The probability that the last 3 contain no A's is the same as the probability that the first three contain no A's

CB

 

[blue_raver22]

I appreciate your attempt at solving these probability questions involving combinatorics. Your solutions for parts a, c, d, e, and f are correct. For part b, you are on the right track by adding the probabilities of the two scenarios (first three letters with no A's and last three letters with no A's). However, instead of multiplying by 2, you should add the probabilities. This is because the two scenarios are not mutually exclusive - they can both occur at the same time. So the correct solution for part b would be: (6/9 * 5/8 * 4/7) + (4/9 * 3/8 * 2/7) = 1/6.

For a more efficient way to solve these types of problems, you can use the combination formula. For example, for part a, you can calculate the number of ways to choose 3 non-A letters out of 6 (since there are 6 non-A letters in TARANTULA) and divide it by the total number of ways to arrange 9 letters. So the probability for part a would be: (6C3/9P3) = 20/84 = 5/21.

Similarly, for part b, you can calculate the number of ways to choose 3 non-A letters out of 6 and multiply it by 2 (since there are two scenarios - first three letters and last three letters). So the probability for part b would be: 2 * (6C3/9P3) = 10/21.

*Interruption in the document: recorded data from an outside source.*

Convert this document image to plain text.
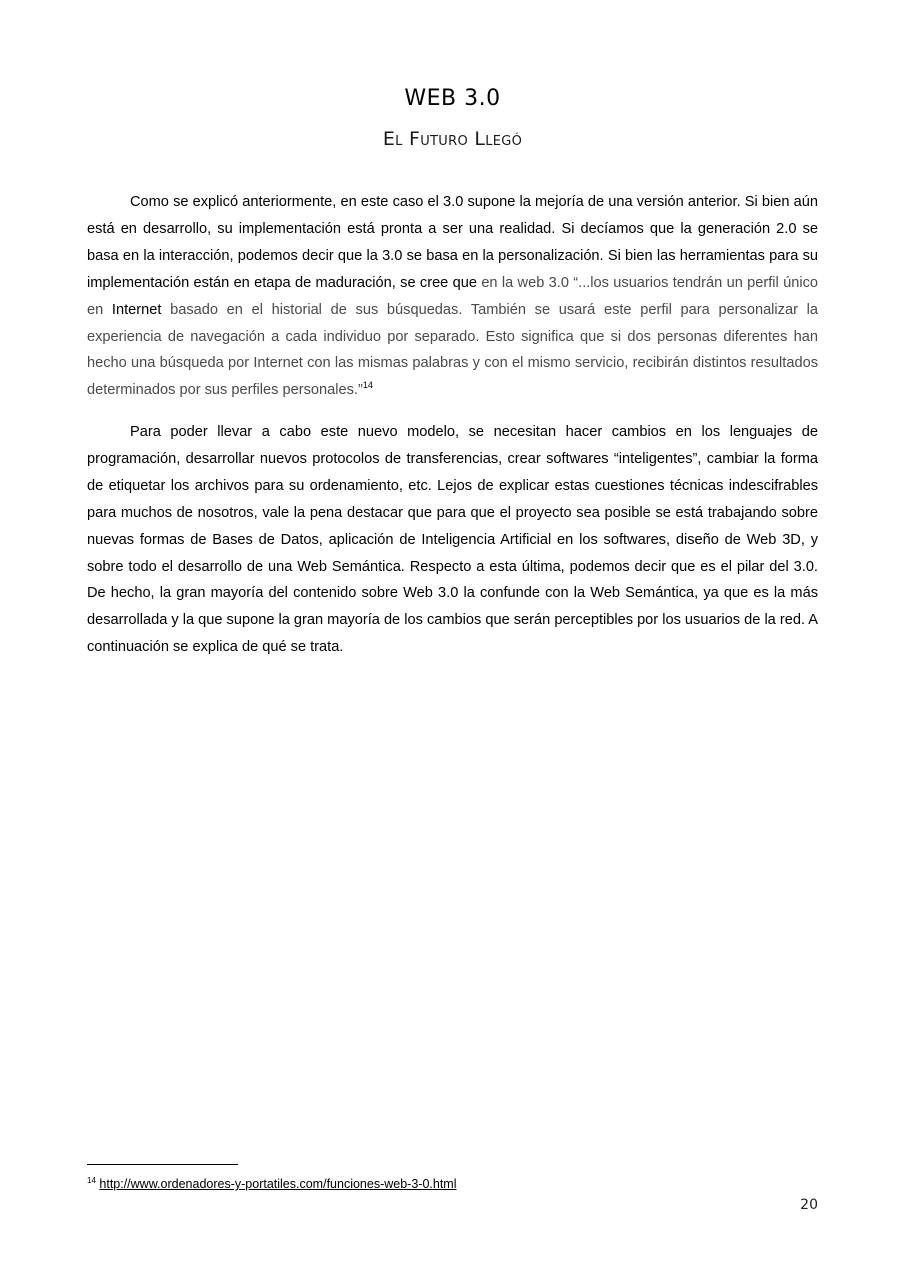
WEB 3.0
El Futuro Llegó

Como se explicó anteriormente, en este caso el 3.0 supone la mejoría de una versión anterior. Si bien aún está en desarrollo, su implementación está pronta a ser una realidad. Si decíamos que la generación 2.0 se basa en la interacción, podemos decir que la 3.0 se basa en la personalización. Si bien las herramientas para su implementación están en etapa de maduración, se cree que en la web 3.0 “...los usuarios tendrán un perfil único en Internet basado en el historial de sus búsquedas. También se usará este perfil para personalizar la experiencia de navegación a cada individuo por separado. Esto significa que si dos personas diferentes han hecho una búsqueda por Internet con las mismas palabras y con el mismo servicio, recibirán distintos resultados determinados por sus perfiles personales.”$^{14}$

Para poder llevar a cabo este nuevo modelo, se necesitan hacer cambios en los lenguajes de programación, desarrollar nuevos protocolos de transferencias, crear softwares “inteligentes”, cambiar la forma de etiquetar los archivos para su ordenamiento, etc. Lejos de explicar estas cuestiones técnicas indescifrables para muchos de nosotros, vale la pena destacar que para que el proyecto sea posible se está trabajando sobre nuevas formas de Bases de Datos, aplicación de Inteligencia Artificial en los softwares, diseño de Web 3D, y sobre todo el desarrollo de una Web Semántica. Respecto a esta última, podemos decir que es el pilar del 3.0. De hecho, la gran mayoría del contenido sobre Web 3.0 la confunde con la Web Semántica, ya que es la más desarrollada y la que supone la gran mayoría de los cambios que serán perceptibles por los usuarios de la red. A continuación se explica de qué se trata.

$^{14}$ http://www.ordenadores-y-portatiles.com/funciones-web-3-0.html
20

Using the combination formula can also help you solve part f more easily. You can calculate the number of ways to arrange RAT within a sequence of 9 letters (which is 7, since there are 7 remaining letters after placing RAT in the sequence) and divide it by the total number of ways to arrange 9 letters. So the probability for part f would be: (7/9P7) = 1/9. This is the same as your solution, but using the combination formula can save you time and make it easier to calculate for larger words.

I hope this helps and good luck with your future probability and combinatorics problems!